Flexible hybrid architecture builder for combining different layer types.
This module provides a declarative way to construct hybrid models by specifying a sequence of layer types. Unlike Jamba/Zamba which have fixed patterns, this allows arbitrary combinations:
Supported Layer Types
| Type | Module | Complexity | Best For |
|---|---|---|---|
:mamba | GatedSSM | O(L) | Long sequences |
:attention | Attention | O(L^2) | Global context |
:gla | GLA | O(L) | Fast linear attention |
:rwkv | RWKV | O(L) | Linear RNN |
:ffn | Dense+GELU | O(1) | Feature transform |
:kan | KAN | O(1) | Learnable activations |
Usage
# Custom hybrid: [Mamba, Mamba, Attention, Mamba, GLA, FFN]
pattern = [:mamba, :mamba, :attention, :mamba, :gla, :ffn]
model = HybridBuilder.build(pattern, embed_dim: 287, hidden_size: 256)
# With shared layers (like Zamba)
model = HybridBuilder.build(
[:mamba, :mamba, :mamba, :mamba, :mamba, :mamba],
embed_dim: 287,
shared_layers: %{attention: [2, 4, 6]} # Apply shared attention after these
)Predefined Patterns
HybridBuilder.pattern(:jamba_like, 6) # [M, A, M, A, M, A]
HybridBuilder.pattern(:zamba_like, 6) # [M, M, M, M, M, M] + shared attn
HybridBuilder.pattern(:mamba_gla, 6) # [M, M, GLA, M, M, GLA]
HybridBuilder.pattern(:full_hybrid, 6) # [M, A, GLA, RWKV, M, A]
Summary
Functions
Build a hybrid model from a layer pattern.
Build with a named pattern.
Estimate parameter count for a hybrid model.
Get a predefined layer pattern.
Visualize a layer pattern as a string diagram.
Types
@type layer_type() :: :mamba | :attention | :gla | :rwkv | :ffn | :kan
@type pattern() :: [layer_type()]
Functions
Build a hybrid model from a layer pattern.
Options
Required:
:embed_dim- Input embedding dimension
Architecture:
:hidden_size- Internal dimension (default: 256):dropout- Dropout rate (default: 0.1):shared_layers- Map of layer_type => positions for shared weights
Layer-specific options (prefixed by layer type):
:mamba_state_size- SSM state dimension (default: 16):mamba_expand_factor- Expansion factor (default: 2):attention_num_heads- Number of attention heads (default: 4):attention_window_size- Sliding window size (default: 60):gla_num_heads- GLA heads (default: 4):rwkv_head_size- RWKV head size (default: 64):kan_grid_size- KAN grid size (default: 5)
Returns
An Axon model outputting [batch, hidden_size].

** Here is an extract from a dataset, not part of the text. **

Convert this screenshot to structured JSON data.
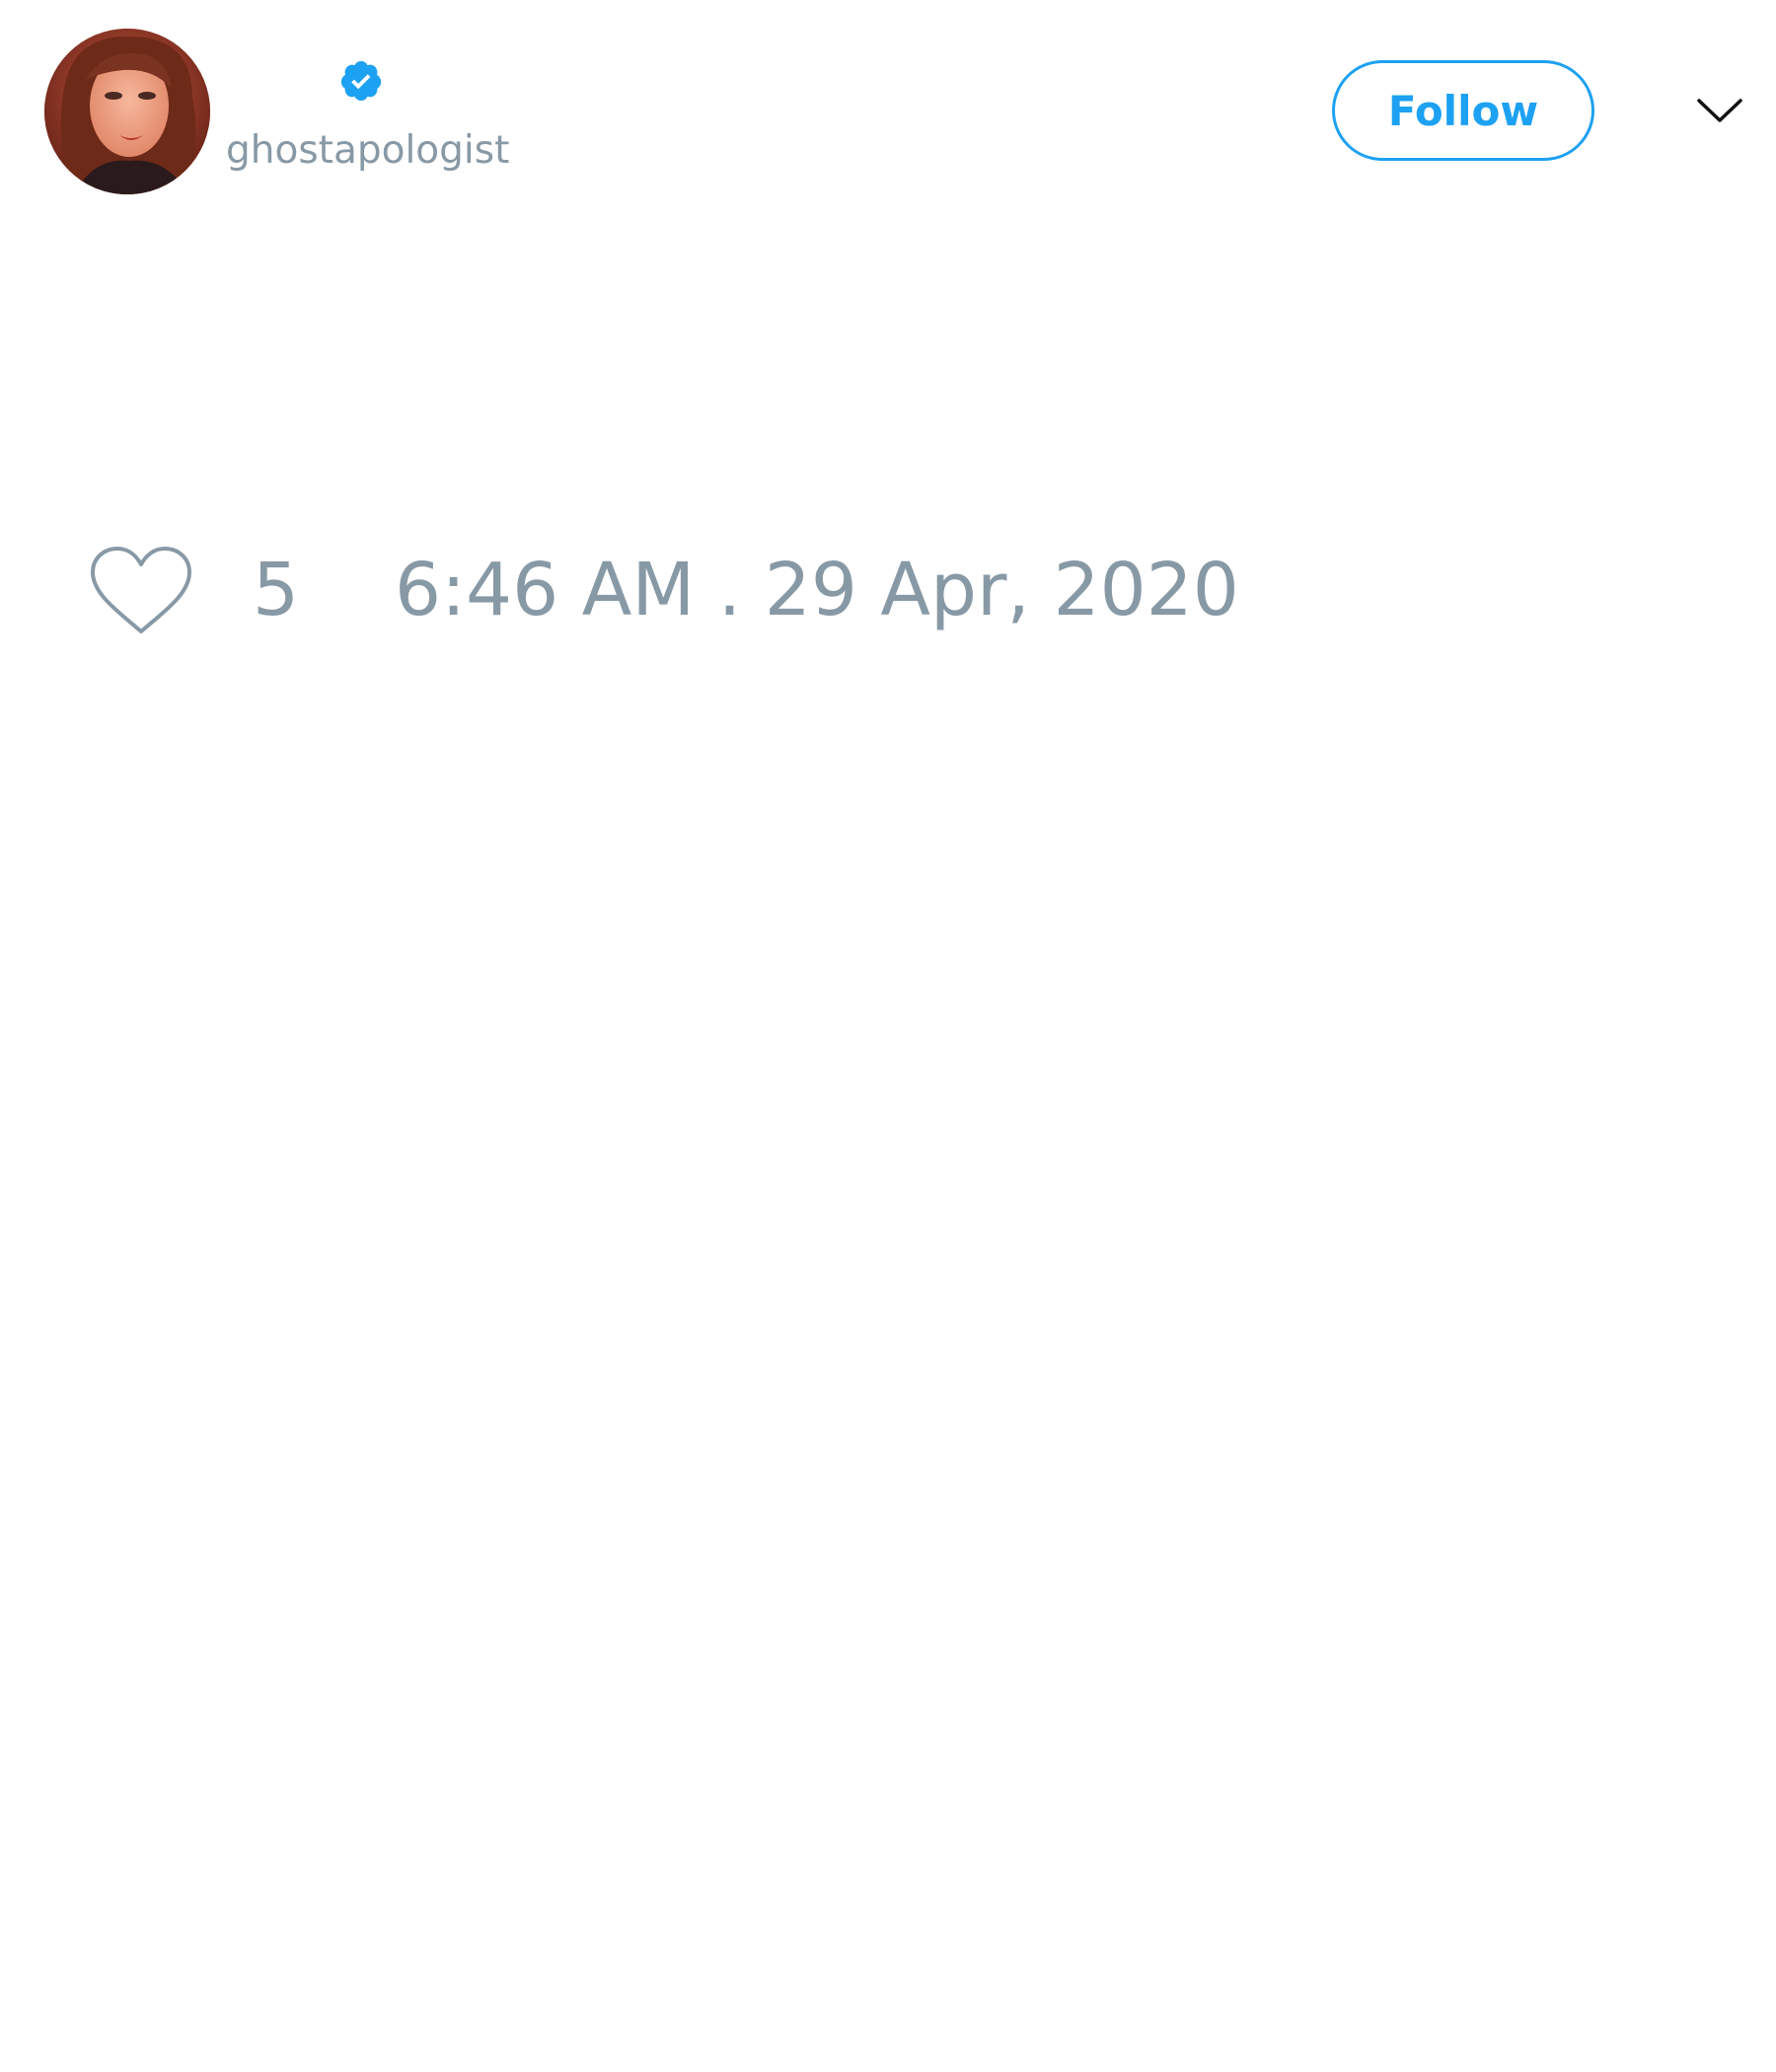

@spec build_pattern(atom(), pos_integer(), keyword()) :: Axon.t()
Build with a named pattern.
Convenience function combining pattern/2 and build/2.
HybridBuilder.build_pattern(:jamba_like, 6, embed_dim: 287)
@spec param_count( pattern(), keyword() ) :: non_neg_integer()
Estimate parameter count for a hybrid model.
@spec pattern(atom(), pos_integer()) :: pattern()
Get a predefined layer pattern.
Available Patterns
:jamba_like- Interleaved Mamba + Attention:zamba_like- All Mamba (use with shared_layers):mamba_gla- Mamba + Gated Linear Attention:rwkv_attention- RWKV + Sparse Attention:full_hybrid- Mix of all layer types:ssm_stack- Pure SSM (Mamba only)
Visualize a layer pattern as a string diagram.